Another thing I added recently was the Alarmy app. It’s an alarm clock app that you can program to require a “test” to turn off the alarm. This can be math problems of varying difficulties, scanning a QR code, or taking a photo. Activating my brain by doing math problems or getting up to take a picture of my coffee machine really made a difference.
 
The first step of my routine was done. I had the first building block habit of my routine done.
 
Morning Workouts:
 
Now that I was waking up early, I had to start exercising. My long term goal was to drive to the gym and workout in the morning before work. I broke this down further into 3 parts; working out at home, increasing the intensity with kettlebells, and moving the workout from home to the gym.
 
My goal through these steps is to do the minimum viable amount of effort necessary for a day to count towards my goal. In the beginning it was 1 pushup. That turned into 10 pushups and some squats, then 50 kettlebell swings, and now hour plus workouts at the gym.
 
Meditating:
 
Meditating was already a habit of mine before the morning routine, but i worked on it using the same method. I would sit down and focus on my breath for 10 seconds minimum. If I meditated for as little as 10 seconds I counted that as a success. Eventually I increased the amount of time required for me to consider it a day meditating. I find a lot of people take meditating too seriously at the beginning and psyche themselves out of it. It’s not a win/lose scenario. Doing something as little as focusing on your breathing or clearing your mind for 10 seconds is a good start.
 
Reading:
 
Reading was a bit easy for me, as it was something I’ve done almost daily for as long as I can remember. I added it to the morning routine as well as having it be a part of my evening routine. My suggestions for getting into a reading habit is to read as much as you can whenever you can. If you read 15 pages a day for a month you can get through most books in a month! Check out our blog post on simple tricks to increase the amount you read.
 
Conclusion:
 
I’ve used this technique, without thinking of it as a technique, for years and on many things. It can be applied to any habit you want to add to your life and can make it much easier than any brute force method. All it requires is some thinking, and patience.
 
I actually wrote this blog post around a year ago. At the time I had used it to get into a great morning routine. Then about 6 months ago I started working from home 100% of the time and fell out of the routine. In the past two months I’ve used this method to get back in the habit of waking up early, working out, and meditating.
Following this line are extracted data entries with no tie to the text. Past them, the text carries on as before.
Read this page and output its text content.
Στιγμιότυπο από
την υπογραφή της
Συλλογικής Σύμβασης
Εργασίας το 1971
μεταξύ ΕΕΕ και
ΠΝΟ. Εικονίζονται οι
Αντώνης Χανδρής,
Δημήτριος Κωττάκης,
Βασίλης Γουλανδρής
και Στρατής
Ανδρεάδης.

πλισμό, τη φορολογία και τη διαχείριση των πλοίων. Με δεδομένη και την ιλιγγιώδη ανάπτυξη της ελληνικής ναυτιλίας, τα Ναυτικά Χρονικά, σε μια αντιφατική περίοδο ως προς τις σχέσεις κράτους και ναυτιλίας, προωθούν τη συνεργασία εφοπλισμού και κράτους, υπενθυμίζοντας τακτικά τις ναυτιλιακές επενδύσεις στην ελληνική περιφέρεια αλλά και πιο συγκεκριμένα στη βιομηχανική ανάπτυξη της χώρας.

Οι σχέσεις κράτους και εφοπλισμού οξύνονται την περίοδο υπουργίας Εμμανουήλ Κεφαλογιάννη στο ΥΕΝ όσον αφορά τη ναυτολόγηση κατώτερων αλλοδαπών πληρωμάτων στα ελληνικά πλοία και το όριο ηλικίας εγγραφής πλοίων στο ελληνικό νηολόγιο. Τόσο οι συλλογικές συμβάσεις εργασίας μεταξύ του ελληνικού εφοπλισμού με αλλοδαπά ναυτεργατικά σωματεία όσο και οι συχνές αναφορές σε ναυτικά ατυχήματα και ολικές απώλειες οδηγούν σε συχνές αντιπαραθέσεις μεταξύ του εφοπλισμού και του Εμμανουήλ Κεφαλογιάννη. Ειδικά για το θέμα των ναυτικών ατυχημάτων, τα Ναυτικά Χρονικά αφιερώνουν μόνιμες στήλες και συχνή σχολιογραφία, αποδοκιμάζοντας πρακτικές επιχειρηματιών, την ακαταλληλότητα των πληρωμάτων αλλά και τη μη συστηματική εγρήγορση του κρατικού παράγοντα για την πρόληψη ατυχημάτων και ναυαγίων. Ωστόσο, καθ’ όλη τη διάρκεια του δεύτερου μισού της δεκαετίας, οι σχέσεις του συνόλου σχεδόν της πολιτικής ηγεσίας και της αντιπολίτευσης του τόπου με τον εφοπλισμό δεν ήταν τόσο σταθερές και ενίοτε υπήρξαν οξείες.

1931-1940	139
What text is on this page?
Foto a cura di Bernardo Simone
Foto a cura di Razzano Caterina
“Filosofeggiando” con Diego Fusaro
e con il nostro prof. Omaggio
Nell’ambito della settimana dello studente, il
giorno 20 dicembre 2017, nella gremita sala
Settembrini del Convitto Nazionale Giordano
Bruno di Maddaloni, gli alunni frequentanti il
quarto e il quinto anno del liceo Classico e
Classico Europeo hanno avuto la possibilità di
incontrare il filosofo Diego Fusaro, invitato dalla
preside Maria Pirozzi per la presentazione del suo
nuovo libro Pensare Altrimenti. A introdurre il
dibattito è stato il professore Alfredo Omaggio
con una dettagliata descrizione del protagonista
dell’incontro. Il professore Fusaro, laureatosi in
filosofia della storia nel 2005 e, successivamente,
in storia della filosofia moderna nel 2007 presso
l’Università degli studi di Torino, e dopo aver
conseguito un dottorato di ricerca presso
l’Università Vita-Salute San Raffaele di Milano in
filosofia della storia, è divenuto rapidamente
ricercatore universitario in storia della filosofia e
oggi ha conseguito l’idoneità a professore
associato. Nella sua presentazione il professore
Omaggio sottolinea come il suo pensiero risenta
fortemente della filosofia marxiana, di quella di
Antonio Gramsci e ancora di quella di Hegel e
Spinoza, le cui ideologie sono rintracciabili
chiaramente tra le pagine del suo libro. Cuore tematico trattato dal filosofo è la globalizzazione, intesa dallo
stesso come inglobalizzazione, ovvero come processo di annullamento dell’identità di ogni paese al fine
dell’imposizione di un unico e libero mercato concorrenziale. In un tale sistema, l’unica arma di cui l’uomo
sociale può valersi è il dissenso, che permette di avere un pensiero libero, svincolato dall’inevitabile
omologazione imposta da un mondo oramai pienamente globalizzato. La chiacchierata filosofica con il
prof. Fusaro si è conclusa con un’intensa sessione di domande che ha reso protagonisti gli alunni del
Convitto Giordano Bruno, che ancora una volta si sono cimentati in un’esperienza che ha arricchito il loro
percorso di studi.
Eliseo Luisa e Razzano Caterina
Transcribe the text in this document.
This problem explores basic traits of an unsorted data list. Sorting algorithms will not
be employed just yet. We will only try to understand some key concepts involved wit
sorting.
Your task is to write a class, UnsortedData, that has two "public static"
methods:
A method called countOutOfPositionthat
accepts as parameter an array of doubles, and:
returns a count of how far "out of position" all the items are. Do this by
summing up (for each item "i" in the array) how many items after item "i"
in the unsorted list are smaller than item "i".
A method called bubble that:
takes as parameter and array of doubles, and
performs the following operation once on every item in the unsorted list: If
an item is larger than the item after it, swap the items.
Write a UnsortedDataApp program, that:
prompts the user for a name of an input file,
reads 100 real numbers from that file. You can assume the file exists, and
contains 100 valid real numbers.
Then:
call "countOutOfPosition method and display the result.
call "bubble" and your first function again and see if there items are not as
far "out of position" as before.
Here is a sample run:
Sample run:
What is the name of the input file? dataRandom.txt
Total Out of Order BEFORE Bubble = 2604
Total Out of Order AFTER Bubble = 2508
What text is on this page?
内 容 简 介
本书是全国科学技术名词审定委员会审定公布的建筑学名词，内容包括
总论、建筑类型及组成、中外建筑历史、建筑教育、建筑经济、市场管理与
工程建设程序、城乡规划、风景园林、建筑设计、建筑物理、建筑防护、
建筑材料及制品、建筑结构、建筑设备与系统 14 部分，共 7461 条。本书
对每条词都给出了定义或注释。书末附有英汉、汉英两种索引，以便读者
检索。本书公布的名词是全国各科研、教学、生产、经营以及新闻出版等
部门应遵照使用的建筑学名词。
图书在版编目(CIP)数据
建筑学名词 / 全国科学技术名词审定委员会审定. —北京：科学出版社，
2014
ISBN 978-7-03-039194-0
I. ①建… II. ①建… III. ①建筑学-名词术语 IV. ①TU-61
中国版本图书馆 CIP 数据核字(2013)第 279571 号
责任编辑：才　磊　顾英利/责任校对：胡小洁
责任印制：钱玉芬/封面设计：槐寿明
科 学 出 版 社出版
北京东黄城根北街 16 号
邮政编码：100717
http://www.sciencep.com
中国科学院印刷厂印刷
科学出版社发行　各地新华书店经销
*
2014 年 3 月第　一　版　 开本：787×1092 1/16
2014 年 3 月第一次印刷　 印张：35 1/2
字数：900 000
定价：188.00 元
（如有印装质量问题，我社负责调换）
I know this “Baby Steps” method works for me, and it could pay some big dividends for you as well.
 
What tips and tricks do you use to instill good habits in your life? Comment below with your habit building routines.

2 thoughts on “Building Habits Fast And Easy

  1. Timo Reply

    Once again written great, how habits arise, how to add or remove ones. I have to think about my habits.

    • Culture Carton Post authorReply

      Thanks for reading! Analyzing your habits is so important.